How A Robot Queuing At The Apple Store Grabbed Global Media Attention

Last week an employee from Sydney creative media and research agency Atomic 212 queued up in front of the Apple store on George Street waiting for the latest iPhone 6S. the only difference was she wasn’t physically standing in line, a robot called Lucy saved her spot. The CEO of Atomic 212 Jason Dooris chatted with B&T about how this robot came to be and why Atomic 212 didn’t need to spend money promoting the campaign.

Lucy the Robot is a ‘telepresence robot, which means she is essentially a screen on wheels, complete with microphone, camera and video screen. Lucy is created by Double Robotics from Sunnyvale, California.

“The robot is a combination of the technology, the hardware and Lucy the human, together that is the personality of the robot. It’s a humanoid; half droid, half human fused together,” Dooris told B&T.

Lucy The Robot

According to Dooris, at 7am last Friday the story of Lucy the Robot had been translated into over 26 separate languages across the globe. Dooris believes Lucy has been so damn popular because the campaign tapped into something much bigger then the robot itself.

“With social media campaign you very often focus on your idea or product and who you are trying to reach in the market. But they very often ignore ‘currency’ or ‘topicality’, if you ignore what’s going on in the world then you’re not really connecting with the things that are most important and relevant to your everyday person at that specific moment in time.

“This campaign really tapped into what was going on at Apple and the release of the iPhone 6S, it just had that secret ingredient.”

Here’s an exclusive video from Dooris of Lucy the Robot leaving the Apple store with her latest purchase:

“You’ve got a phenomenal amount of energy around Apple and their iPhone, and Australia represents the first iPhone sold anywhere in the world,” Dooris said. “The energy starts outside the doors of the Apple store in Sydney, so if your campaign starts right there in the queue there is an incredible amount of energy and you can positively leverage that energy.

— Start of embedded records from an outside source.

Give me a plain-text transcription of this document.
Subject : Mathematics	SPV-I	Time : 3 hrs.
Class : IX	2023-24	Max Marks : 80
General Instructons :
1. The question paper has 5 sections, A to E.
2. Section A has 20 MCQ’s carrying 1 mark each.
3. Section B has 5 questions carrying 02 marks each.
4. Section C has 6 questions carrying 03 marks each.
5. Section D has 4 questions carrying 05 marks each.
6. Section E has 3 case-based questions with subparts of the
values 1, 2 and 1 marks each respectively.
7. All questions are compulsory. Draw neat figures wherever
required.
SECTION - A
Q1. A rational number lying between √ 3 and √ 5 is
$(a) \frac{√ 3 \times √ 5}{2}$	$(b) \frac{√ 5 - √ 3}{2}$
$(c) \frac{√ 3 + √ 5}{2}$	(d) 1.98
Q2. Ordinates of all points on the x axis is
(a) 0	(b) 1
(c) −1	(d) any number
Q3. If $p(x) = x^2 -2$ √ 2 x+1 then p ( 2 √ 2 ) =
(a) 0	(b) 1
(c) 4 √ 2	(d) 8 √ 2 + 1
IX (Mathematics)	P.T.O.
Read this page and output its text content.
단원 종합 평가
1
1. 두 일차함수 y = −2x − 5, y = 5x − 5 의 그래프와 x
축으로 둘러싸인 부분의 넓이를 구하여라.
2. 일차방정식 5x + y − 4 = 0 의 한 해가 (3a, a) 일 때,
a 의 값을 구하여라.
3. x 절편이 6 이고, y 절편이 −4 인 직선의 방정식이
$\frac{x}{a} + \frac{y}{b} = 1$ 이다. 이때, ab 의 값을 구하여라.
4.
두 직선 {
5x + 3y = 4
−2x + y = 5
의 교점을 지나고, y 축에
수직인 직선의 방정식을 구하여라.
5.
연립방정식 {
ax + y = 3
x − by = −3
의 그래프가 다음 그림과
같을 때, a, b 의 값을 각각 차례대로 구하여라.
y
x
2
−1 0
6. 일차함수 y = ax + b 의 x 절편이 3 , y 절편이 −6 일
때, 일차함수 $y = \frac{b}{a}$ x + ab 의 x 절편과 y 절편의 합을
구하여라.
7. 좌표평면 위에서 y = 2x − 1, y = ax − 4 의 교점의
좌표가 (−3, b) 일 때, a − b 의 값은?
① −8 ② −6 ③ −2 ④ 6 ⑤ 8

“From a pure media spend we decided not to invest in any traditional media or any digital media. The idea being that from a traditional perspective it would be picked up by national and global television, radio and newspapers. And from a digital side, it was a nice piece of content so we wouldn’t have to support it through that either.”

“Apple have really embraced it, they’ve been amazing throughout the process. It’s been amazing, it’s really energised the whole agency, and everyone is getting behind it. It’s superb.”